The thorny path

Hoge (Atlantische Oceaan) – en lage (Caribbean Sea) drukgebieden zorgen ervoor dat er een meer dan stevige wind staat in het hele gebied waar we doorheen moeten maar de normaliter altijd waaiende noordooster (= trade wind) niet wil waaien. Het is oost, oost en nog eens oostenwind en daar hebben we het maar mee te doen. Omdat we onder Hispanolia (Haïti en Dominicaanse Republiek samen) enige beschutting hebben en soms gebruik zullen kunnen maken (denken we) van een middagwind die uit het zuidoosten komt, en er over drie dagen (onze geschatte vaartijd naar de punt) een tijdelijke afnemende wind is voorspeld bij Punta Beata, de punt waar we echt omheen moeten, besluiten we te gaan en halen we vroeg in de morgen het anker op en zetten zeil onder veel heen en weer “good bye” gezwaai naar de Rhapsody. Rechtstreeks een tripje van slechts 560 mijlen naar Puerto Rico, maar ja, die ooster.

Op weg naar Punta Beata
Moet je nu wel of niet uitklaren als je een land verlaat? Ja of nee, we doen het zonder uitklaringsbewijs omdat we geen zin hebben een paar dagen te moeten wachten (we waren aan boord toen customs zou komen en we waren er niet toen ze op een heel ander tijdstip kwamen en nu hebben ze de eerste dagen geen tijd). Gewoon vertrekken dus, tenslotte hebben we ervaring met het weggaan zonder clearance. Al vrij snel varen we met dubbel gereefd grootzeil, de kotter en een gereefde kluiver. Er staat een flinke zee en behoorlijk wat wind waardoor er af en toe zelfs rollers door het gangboord lopen.
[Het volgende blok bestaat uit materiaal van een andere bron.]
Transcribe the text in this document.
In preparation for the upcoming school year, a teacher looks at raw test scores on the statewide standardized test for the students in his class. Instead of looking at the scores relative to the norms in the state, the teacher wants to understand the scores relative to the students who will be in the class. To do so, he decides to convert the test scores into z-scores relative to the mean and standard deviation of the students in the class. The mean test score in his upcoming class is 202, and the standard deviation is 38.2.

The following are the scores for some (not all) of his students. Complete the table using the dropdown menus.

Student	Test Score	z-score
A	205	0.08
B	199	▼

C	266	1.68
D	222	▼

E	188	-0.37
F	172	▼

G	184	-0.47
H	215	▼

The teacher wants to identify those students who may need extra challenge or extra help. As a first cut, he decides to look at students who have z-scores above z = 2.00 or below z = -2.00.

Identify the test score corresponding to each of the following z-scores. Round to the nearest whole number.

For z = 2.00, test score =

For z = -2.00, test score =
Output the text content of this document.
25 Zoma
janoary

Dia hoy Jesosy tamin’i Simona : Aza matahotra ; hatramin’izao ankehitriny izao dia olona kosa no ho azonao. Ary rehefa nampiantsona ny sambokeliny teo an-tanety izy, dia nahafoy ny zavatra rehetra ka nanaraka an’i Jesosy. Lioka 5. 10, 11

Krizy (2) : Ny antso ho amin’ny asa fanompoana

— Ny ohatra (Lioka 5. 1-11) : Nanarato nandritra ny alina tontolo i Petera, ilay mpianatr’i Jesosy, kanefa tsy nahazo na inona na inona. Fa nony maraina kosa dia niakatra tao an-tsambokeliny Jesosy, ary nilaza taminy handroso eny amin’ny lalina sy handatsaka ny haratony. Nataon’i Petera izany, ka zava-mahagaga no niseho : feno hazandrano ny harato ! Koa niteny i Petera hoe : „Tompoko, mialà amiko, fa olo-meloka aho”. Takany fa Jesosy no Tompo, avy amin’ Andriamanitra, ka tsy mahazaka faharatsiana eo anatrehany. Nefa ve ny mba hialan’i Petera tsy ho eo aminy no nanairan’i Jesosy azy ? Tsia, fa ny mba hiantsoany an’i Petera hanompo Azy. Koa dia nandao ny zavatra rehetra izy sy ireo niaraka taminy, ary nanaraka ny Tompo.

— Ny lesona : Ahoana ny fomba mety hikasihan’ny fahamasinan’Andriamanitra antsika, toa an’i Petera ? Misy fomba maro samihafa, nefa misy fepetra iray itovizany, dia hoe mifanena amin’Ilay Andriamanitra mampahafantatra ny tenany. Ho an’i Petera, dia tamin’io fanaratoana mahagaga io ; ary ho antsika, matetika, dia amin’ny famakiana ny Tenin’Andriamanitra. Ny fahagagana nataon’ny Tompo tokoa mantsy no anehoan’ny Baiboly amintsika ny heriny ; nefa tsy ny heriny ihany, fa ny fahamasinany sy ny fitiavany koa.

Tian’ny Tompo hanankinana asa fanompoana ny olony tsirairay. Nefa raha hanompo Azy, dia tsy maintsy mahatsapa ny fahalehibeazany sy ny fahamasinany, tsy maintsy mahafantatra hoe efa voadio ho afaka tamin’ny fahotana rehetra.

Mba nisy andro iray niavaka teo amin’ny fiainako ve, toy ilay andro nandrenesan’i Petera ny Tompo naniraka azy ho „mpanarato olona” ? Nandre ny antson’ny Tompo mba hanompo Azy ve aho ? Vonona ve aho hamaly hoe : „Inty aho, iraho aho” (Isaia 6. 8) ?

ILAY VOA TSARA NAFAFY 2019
Ik moet zeer noodzakelijk aan de pillen (zoals altijd weer te laat begonnen) dus zo lamlendig als wat, met een humeur om op te schieten. Nee, het is de eerste dag zeker geen feest aan boord. Hangen (= je niet lekker voelen), je ding doen als je op wacht zit en proberen een boterham naar binnen te werken (in koken hebben we beiden geen zin).
Vaar je het ene moment nog dubbel gereefd, het volgende moment bevind je je in een windstilte (blijkbaar in de luwte van de westkust van Haïti). Het kost ons wat uren om de wind weer terug te vinden en dan waait ie ook weer, . . . . . . dus dubbel gereefd onder een hellingshoek van om en nabij de 30 graden verder varen. Hoe-zee!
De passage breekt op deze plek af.